Eliezer ben Yeshua (EHL-ee-eh-zer)
First Founder of Adelphism
(a.k.a. Eli, Brother)
Eliezer ben Yeshua was born in a land alive with merchants, pilgrims, and philosophers. He grew up at the crossroads of Judea, listening as much to travelers’ stories as to village prayers. From his youth, Eliezer was unsettled by boundaries — Jew and Gentile, Pharisee and Sadducee, neighbor and stranger. To him, these divisions seemed to obscure what was obvious: that all humans bore the same hunger for bread, the same longing for recognition.
As a young man, Eliezer became known not for fiery sermons but for quiet acts of hospitality. He opened his courtyard to passersby, feeding them from his family’s stores, and encouraged his companions to linger with strangers rather than hurry them on. He had no formal school at first — only a household where compassion was practiced daily. What distinguished him was not doctrine, but presence: he listened without judgment, welcomed without suspicion.

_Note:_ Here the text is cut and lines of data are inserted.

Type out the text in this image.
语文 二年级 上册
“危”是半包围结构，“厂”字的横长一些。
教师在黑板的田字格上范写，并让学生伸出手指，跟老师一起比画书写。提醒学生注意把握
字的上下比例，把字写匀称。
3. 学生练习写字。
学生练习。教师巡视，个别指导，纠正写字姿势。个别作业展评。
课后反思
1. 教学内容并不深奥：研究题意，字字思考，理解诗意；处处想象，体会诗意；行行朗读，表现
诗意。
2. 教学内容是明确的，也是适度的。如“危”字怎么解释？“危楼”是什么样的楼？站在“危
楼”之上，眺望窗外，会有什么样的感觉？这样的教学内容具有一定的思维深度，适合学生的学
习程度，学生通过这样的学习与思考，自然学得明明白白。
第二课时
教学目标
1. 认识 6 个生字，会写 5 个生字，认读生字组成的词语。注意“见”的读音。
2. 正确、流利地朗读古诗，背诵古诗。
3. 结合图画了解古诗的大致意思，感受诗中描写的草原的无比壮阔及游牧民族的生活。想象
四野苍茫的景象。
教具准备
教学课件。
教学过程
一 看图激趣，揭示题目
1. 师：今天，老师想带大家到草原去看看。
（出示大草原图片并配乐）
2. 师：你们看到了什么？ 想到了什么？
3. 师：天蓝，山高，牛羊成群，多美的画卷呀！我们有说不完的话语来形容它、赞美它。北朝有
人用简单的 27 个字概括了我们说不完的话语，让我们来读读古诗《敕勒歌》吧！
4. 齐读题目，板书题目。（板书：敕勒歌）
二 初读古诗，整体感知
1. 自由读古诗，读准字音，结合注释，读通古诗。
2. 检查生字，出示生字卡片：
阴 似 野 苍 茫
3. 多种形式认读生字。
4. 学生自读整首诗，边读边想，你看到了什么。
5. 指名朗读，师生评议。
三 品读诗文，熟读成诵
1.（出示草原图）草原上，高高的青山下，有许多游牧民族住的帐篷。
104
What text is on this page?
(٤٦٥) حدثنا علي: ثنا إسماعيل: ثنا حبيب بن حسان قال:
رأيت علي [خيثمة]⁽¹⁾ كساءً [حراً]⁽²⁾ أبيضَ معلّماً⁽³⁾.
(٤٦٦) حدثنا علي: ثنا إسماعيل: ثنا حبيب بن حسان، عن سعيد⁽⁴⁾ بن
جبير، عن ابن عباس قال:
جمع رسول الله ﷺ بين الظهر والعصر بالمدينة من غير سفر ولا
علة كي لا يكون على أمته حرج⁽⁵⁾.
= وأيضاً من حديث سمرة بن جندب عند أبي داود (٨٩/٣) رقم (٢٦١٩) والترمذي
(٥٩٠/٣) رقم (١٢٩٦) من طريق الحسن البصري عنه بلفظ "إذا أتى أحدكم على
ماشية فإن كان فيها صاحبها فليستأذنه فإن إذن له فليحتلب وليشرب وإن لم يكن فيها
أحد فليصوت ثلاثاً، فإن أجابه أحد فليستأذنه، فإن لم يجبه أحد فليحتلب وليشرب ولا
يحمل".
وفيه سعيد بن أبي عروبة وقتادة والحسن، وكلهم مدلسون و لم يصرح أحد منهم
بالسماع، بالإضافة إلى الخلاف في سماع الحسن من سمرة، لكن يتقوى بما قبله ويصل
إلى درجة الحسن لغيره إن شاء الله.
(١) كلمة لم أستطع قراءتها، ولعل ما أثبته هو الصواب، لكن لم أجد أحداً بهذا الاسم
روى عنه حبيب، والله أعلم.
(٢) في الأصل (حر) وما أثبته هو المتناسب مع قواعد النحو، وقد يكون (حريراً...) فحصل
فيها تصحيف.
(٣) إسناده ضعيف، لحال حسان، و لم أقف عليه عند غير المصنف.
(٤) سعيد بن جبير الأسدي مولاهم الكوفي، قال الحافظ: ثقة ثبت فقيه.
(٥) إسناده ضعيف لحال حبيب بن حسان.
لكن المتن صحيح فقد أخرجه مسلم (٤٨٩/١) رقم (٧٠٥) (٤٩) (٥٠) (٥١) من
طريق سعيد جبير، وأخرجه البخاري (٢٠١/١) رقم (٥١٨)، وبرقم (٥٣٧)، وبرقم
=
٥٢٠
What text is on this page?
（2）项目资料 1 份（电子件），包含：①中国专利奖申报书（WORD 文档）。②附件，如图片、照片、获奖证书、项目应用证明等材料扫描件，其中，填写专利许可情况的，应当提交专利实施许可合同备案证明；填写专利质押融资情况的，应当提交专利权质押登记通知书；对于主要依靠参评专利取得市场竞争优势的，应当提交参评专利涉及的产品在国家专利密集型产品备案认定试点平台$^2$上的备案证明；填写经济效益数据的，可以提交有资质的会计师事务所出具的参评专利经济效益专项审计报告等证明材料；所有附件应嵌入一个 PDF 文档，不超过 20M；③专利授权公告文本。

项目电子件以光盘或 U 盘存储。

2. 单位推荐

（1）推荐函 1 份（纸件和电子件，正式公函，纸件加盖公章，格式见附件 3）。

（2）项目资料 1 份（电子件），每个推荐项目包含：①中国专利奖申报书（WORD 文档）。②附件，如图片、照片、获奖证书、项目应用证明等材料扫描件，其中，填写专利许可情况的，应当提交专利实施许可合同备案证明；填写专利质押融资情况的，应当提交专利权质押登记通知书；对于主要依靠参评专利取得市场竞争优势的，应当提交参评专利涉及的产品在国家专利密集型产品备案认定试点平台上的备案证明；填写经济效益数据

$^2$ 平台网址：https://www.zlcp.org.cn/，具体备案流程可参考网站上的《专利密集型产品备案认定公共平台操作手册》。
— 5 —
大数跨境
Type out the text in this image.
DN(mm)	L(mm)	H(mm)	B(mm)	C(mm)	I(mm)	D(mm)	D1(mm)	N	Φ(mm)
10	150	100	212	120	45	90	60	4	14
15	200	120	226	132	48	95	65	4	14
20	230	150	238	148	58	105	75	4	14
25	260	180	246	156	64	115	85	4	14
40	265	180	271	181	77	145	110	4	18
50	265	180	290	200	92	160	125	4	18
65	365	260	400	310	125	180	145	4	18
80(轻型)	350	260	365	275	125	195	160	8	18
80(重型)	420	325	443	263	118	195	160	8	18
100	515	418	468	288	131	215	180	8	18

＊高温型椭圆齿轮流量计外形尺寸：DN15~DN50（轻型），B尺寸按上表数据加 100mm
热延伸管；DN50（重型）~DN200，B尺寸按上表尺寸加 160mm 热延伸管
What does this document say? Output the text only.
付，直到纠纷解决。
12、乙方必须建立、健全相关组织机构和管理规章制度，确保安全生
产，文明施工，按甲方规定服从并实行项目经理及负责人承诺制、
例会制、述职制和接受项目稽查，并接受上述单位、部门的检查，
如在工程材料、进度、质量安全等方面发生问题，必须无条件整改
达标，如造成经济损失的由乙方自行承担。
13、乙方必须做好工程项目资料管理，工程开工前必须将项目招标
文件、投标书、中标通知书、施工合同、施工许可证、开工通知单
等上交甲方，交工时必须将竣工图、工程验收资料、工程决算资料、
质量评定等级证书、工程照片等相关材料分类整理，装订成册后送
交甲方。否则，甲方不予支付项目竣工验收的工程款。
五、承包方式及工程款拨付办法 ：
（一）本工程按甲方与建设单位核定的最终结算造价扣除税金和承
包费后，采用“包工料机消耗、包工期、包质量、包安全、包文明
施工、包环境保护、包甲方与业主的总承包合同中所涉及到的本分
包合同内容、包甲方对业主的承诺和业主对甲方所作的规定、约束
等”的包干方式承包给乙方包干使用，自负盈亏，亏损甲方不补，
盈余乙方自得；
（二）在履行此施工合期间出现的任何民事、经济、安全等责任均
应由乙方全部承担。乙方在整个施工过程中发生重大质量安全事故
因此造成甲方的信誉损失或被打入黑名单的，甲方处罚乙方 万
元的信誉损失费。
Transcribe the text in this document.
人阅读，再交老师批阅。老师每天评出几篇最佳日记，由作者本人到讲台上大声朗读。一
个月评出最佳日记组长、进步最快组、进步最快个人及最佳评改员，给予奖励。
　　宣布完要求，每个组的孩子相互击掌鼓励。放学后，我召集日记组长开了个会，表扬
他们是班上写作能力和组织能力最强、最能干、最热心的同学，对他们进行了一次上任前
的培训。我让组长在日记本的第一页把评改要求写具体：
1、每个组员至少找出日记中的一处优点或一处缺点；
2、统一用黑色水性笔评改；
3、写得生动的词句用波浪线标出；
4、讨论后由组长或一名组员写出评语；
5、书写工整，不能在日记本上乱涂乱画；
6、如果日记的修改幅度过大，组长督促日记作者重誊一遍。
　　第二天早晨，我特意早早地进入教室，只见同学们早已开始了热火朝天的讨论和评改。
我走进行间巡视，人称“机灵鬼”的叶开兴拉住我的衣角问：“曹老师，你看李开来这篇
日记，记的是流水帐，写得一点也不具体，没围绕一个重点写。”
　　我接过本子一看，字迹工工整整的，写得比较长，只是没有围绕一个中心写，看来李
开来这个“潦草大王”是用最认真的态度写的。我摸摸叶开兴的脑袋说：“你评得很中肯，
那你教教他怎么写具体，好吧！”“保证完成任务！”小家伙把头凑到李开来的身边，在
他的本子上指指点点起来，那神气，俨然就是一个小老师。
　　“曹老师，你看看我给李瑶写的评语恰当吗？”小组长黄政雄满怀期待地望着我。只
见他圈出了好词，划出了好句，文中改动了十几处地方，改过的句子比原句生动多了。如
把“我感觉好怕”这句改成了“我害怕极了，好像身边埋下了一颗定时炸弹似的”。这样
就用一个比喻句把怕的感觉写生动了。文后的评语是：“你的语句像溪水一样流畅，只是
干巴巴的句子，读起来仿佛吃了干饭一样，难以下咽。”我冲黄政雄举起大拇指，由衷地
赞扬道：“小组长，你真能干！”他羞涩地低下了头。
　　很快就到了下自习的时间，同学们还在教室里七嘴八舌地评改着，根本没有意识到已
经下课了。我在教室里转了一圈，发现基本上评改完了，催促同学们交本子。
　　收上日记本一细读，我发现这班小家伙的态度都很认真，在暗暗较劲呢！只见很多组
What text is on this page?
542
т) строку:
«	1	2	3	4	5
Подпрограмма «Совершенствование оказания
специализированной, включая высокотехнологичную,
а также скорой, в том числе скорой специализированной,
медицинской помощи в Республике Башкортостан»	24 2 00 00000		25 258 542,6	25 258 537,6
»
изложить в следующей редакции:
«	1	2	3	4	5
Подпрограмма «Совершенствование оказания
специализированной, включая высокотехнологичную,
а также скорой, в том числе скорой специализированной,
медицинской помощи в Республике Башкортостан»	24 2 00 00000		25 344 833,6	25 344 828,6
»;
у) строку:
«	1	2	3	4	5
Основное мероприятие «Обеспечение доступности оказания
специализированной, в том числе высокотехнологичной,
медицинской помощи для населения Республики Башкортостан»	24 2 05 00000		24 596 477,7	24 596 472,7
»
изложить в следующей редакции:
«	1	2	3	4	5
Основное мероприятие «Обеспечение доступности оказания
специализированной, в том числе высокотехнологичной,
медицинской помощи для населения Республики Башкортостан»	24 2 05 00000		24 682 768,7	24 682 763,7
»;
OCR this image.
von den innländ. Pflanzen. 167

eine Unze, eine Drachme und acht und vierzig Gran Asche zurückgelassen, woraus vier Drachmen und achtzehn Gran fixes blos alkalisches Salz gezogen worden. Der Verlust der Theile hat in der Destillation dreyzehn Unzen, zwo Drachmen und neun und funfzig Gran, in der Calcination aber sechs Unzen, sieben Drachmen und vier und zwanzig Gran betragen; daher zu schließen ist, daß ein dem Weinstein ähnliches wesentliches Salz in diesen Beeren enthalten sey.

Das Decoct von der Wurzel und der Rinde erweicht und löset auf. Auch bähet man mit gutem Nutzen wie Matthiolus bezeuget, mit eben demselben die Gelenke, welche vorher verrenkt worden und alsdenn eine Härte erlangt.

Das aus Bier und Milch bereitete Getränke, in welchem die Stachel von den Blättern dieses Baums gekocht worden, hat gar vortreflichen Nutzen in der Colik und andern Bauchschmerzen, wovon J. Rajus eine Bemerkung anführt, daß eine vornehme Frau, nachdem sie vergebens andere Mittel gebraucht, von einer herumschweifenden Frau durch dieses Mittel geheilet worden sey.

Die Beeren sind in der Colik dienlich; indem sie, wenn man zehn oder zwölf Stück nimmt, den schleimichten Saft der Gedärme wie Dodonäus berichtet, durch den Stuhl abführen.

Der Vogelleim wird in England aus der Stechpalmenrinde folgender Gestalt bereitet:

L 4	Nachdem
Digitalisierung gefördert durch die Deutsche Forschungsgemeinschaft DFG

In time, people began to speak of his “school,” though it had no walls and charged no fee. The lesson was simple: all are welcome. This was a radical teaching in a world marked by sectarian suspicion. Eliezer taught that the divine was not locked in temples but revealed whenever the stranger was received as kin. His table became his pulpit; his bread, his liturgy.
Eliezer’s life remained modest. He traveled little, wrote nothing, and claimed no authority. Yet his example spread by memory and imitation, carried by those who had sat at his table. When later generations called him the First Founder of Adelphism, it was not because he proclaimed a new faith, but because he embodied one.